Finding the links between the period of ownership and the quality of resale transactions is the most difficult for a full analysis today, including actions with the asset itself between transactions — known in the physical world as "collection management". The secondary NFT market is at an early stage of development today, but it is already showing positive dynamics, e.g. the amount of secondary sales of NFT at the five largest platforms in December, 2020 was only 11% of the primary market (US$ 111 thousand vs US$ 1.02 million), in March, 2021 — already 57% (US$ 10.78 million vs US$ 18, 79 million), and in the first week of April it reached 82% (US$ 1.78 million vs US$ 2.16 million). In other words, the owners consider NFT as a full-fledged asset and expect that the crypto art market will respond in kind to them — first of all, it will provide tools for independent analysis and forecasting.

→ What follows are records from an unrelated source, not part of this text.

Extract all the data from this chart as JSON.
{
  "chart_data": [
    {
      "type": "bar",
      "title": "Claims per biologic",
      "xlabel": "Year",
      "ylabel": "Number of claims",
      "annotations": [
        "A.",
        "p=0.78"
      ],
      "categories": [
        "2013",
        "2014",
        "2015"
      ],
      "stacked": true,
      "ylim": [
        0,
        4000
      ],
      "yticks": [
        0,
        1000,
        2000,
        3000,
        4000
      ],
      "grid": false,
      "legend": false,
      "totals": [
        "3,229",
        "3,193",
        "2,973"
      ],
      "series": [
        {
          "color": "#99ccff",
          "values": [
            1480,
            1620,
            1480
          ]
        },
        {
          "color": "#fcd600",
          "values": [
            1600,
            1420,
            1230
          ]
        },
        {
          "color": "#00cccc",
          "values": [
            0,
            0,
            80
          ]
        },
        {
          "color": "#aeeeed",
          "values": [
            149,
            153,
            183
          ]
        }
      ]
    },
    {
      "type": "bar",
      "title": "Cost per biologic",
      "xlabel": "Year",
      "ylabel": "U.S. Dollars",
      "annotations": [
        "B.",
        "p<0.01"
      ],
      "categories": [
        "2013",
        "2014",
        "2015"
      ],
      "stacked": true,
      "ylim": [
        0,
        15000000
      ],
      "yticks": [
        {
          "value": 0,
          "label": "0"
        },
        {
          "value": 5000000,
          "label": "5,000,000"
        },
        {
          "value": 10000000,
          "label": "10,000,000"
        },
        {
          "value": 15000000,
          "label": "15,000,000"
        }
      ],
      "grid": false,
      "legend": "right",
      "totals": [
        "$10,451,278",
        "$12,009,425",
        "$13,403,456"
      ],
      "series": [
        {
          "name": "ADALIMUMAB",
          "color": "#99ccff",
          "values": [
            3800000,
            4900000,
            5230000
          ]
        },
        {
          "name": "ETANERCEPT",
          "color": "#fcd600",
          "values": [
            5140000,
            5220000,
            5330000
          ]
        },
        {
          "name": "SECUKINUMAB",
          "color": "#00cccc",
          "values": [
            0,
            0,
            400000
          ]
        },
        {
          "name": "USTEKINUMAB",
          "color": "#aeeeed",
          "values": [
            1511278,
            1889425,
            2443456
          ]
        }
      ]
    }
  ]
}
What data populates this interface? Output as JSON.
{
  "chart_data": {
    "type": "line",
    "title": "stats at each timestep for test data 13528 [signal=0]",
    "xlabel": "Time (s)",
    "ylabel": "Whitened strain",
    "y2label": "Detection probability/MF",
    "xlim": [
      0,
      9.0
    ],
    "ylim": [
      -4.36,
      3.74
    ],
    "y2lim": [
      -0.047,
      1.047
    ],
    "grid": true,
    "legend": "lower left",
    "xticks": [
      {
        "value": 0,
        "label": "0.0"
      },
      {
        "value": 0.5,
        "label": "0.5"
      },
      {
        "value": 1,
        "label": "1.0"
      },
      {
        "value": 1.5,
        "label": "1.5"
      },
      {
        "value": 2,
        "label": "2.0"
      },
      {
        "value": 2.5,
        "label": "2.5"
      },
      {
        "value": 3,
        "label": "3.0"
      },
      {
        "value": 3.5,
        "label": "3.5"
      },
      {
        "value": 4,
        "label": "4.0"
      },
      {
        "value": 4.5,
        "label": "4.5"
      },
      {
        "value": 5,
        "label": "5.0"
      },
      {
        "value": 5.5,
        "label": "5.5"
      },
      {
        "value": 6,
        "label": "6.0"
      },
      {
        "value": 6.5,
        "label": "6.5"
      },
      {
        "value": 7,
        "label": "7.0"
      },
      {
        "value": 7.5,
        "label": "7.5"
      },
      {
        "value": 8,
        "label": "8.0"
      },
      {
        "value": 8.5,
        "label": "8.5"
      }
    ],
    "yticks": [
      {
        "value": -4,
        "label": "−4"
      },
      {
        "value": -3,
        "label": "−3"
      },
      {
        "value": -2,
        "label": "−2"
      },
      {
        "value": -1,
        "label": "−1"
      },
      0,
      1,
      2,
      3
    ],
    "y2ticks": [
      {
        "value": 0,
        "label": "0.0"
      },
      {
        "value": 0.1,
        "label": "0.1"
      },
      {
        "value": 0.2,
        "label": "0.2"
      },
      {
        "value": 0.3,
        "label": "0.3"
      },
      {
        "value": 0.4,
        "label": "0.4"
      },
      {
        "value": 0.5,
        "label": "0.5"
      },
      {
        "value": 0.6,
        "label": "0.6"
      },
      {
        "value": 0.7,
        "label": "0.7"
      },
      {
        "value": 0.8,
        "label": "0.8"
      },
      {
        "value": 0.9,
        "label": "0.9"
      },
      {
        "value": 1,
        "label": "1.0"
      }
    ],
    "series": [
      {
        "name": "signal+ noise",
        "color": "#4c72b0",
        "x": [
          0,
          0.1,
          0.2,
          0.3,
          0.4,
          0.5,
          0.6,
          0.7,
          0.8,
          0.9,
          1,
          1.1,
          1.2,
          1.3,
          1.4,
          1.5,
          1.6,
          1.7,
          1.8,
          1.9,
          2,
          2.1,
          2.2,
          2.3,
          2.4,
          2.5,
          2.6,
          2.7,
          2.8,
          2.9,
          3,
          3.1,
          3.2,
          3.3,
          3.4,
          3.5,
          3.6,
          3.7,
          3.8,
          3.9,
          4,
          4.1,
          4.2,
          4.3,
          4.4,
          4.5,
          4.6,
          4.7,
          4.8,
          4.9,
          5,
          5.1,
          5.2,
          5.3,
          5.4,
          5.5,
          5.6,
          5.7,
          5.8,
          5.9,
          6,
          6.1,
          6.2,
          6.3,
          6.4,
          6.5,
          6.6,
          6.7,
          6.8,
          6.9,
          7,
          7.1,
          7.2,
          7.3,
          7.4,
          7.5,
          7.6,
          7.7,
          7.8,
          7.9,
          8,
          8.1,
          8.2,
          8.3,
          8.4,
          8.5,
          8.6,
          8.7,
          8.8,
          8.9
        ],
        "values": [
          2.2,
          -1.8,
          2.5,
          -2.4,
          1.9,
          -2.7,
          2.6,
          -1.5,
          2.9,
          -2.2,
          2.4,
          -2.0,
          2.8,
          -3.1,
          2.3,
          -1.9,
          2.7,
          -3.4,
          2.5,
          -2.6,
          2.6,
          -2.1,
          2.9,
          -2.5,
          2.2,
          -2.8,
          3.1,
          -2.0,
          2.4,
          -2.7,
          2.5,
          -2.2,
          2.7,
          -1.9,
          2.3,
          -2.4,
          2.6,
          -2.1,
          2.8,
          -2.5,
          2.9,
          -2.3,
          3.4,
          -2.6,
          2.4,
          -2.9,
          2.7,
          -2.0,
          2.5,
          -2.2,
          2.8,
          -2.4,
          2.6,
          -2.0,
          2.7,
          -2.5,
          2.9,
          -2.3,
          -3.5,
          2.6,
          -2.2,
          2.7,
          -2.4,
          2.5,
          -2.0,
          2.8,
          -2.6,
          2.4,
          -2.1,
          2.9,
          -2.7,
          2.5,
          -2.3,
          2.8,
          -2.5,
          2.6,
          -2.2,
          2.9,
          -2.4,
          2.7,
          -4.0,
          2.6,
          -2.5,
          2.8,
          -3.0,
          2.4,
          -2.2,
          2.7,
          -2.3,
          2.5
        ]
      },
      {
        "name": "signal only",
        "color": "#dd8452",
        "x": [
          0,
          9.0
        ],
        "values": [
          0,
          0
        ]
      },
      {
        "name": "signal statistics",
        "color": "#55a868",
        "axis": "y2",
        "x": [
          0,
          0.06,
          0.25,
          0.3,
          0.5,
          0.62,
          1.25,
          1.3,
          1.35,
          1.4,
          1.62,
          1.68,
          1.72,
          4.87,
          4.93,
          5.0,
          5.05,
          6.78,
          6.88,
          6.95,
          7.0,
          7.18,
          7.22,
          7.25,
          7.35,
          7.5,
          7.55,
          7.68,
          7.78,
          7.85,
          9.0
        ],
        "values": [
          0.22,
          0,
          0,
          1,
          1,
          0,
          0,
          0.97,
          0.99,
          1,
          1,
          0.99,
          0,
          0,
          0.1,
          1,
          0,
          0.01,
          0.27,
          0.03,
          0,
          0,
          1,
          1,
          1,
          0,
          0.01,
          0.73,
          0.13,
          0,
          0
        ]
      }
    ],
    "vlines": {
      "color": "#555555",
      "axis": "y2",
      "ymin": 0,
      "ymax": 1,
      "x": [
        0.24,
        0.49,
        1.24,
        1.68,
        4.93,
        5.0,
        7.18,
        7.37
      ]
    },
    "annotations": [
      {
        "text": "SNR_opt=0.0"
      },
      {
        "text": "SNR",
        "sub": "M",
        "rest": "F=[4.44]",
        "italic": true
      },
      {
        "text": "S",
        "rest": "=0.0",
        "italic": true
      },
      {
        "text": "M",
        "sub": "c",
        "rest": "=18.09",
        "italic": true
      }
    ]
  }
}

It took May and Moses a decade to build art indices. Today, given the search and computation capabilities of collecting and evaluating source material, this process can take up to one year. The former developers are unlikely to be involved into work with figures this time: having sold their index to Sotheby’s in 2016, wealthy and elderly mathematicians do not indulge the art community with news. However, the newly formed market needs its own balanced analysis based on mechanics understandable to the investor. The phrase "investment into NFT" would remain without it an oxymoron with a place of honour in the Museum of Experimental Astronautics.

The main thing now is that the market itself does not disappoint and continues to supply figures on a regular basis. And we will manage to deal with them in some way or other.